Cindy and Betsy stood together, sipping red wine. Since Betsy knew that Cindy understood who was the father of her son John and had not made any great fuss about it, she felt drawn to Cindy.

“I’ve always wondered what it would be like to be a member of a big, loving, supportive family,” said Betsy.

“It could be smothering,” said Cindy. “Of course, they never smothered Angelo, but—”

“Who could smother Angelo?” asked Betsy.

“I guess I’ve started a big family,” said Cindy. “I hope they won’t smother each other.”

“Number One had two children,” said Betsy. “Number Two died thinking he’d had two, but Anne wasn’t his. My father only had one. He’s said some disparaging things about my having five. He’s said some disparaging things about your having five.”

Cindy smiled and shook her head. She hadn’t told Angelo and didn’t tell Betsy that she was carrying a sixth.

XXVII
1988
1

Cindy confided in Amanda.

“I’m not afraid of what Angelo will say,” she told her. “After all, he has a son who is not mine. Anyway, he can very well believe it’s his.”

“Until the child grows up and is prematurely bald,” said Amanda. “I’m not sure you could keep the secret. You won’t want to live with that. Anyway, how could you ever let it happen?”

“As soon as I was married, I wanted children. We had one the first year. Then I took the pill for a while, to put two years between John and Anna. I did the same thing with Morris and Valerie and then separated Mary from Valerie by four years. After Mary, I went on the pill again and took it for five years. Then my gynecologist told me it was time to quit taking it, at least for a while. So…”

Amanda was still working on her third painting of Cindy. Cindy stood on the platform. Amanda left her easel, came over and stepped up beside Cindy, and kissed her, first on the mouth, then on each nipple. She caressed her, then hugged her, before she returned to her work.

“Marcus wants to tell Angelo. He wants the baby.”

“He doesn’t have to raise it,” said Amanda.

“I don’t have much time. I have to make a decision.”

“Is it difficult for you?” Amanda asked. “I mean, if you decide to have an abortion, is that difficult for you?”

Cindy nodded. “When we were in Detroit for the funeral, Angelo’s mother asked me if the children had been baptized.

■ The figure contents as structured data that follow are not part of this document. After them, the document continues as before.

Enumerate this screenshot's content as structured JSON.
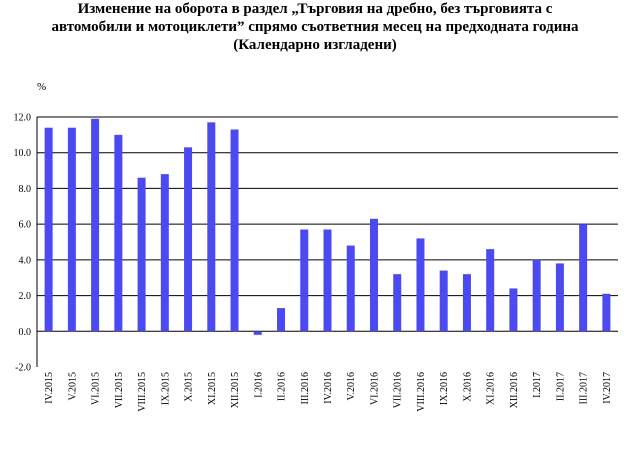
{
  "chart_data": {
    "type": "bar",
    "title_lines": [
      "Изменение на оборота в раздел „Търговия на дребно, без търговията с",
      "автомобили и мотоциклети” спрямо съответния месец на предходната година",
      "(Календарно изгладени)"
    ],
    "unit": "%",
    "categories": [
      "IV.2015",
      "V.2015",
      "VI.2015",
      "VII.2015",
      "VIII.2015",
      "IX.2015",
      "X.2015",
      "XI.2015",
      "XII.2015",
      "I.2016",
      "II.2016",
      "III.2016",
      "IV.2016",
      "V.2016",
      "VI.2016",
      "VII.2016",
      "VIII.2016",
      "IX.2016",
      "X.2016",
      "XI.2016",
      "XII.2016",
      "I.2017",
      "II.2017",
      "III.2017",
      "IV.2017"
    ],
    "values": [
      11.4,
      11.4,
      11.9,
      11.0,
      8.6,
      8.8,
      10.3,
      11.7,
      11.3,
      -0.2,
      1.3,
      5.7,
      5.7,
      4.8,
      6.3,
      3.2,
      5.2,
      3.4,
      3.2,
      4.6,
      2.4,
      4.0,
      3.8,
      6.0,
      2.1
    ],
    "ylim": [
      -2.0,
      12.0
    ],
    "yticks": [
      "-2.0",
      "0.0",
      "2.0",
      "4.0",
      "6.0",
      "8.0",
      "10.0",
      "12.0"
    ],
    "grid": true,
    "bar_color": "#4a4af0"
  }
}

I had to tell her no. She asked me to promise her they would be baptized. Of course, she wants them baptized Catholics. I can’t have that done. A priest won’t do it unless you commit yourself to raising the children as Catholics. I haven’t done anything about it yet. I was baptized in a Presbyterian church. Angelo was brought up as a Catholic. The point is, if I have an abortion, I’m not sure I can tell him. I think I know Angelo, but—”

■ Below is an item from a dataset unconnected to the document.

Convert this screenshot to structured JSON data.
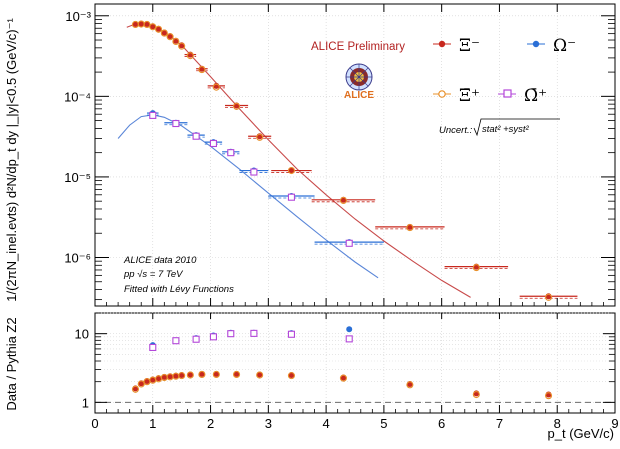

“Let me ask you something, hon,” said Amanda. “He confided in you about the child he gave Betsy. Has he confided anything else? I mean, has he been with other women besides Betsy?”

Cindy shrugged. “Well, I never told
him
about Dietz, either, and certainly not about you and me. Or Marcus. I don’t know what he thinks. He’s realistic…”

“What do you guys call what you’ve got? An open marriage?”

Cindy smiled. “I’m a child of the sixties. I never became a yuppie. When I took Mary into preschool, I was the oldest mother there. Over tea and cookies one of the young mothers remarked that I probably wasn’t as serious as she was, since people of my generation didn’t share the same values as people of hers.”

manda laughed. “Values,” she said. “That word makes me nauseous.”

“Anyway, I have to decide.”

Amanda came to the model platform again and this time did not step up but leaned forward and kissed Cindy’s cleft.

“I can’t,” Cindy whispered. Suddenly she sobbed. “I just can’t have another child!”

Amanda stood with her arms around Cindy’s hips, nuzzling her belly. “I’ll help you, hon. I’ve had two abortions. There’s a clinic in New Haven. My doctor is a woman. She’ll take good care of you. I’ll drive you there and back.”

The following week, in a clinic in New Haven, the fetus was removed. The doctor advised Cindy not to take the pill anymore. She suggested a tubal ligation. The following week, when Angelo was in Detroit and on his way to Japan, Cindy returned to New Haven and had the operation.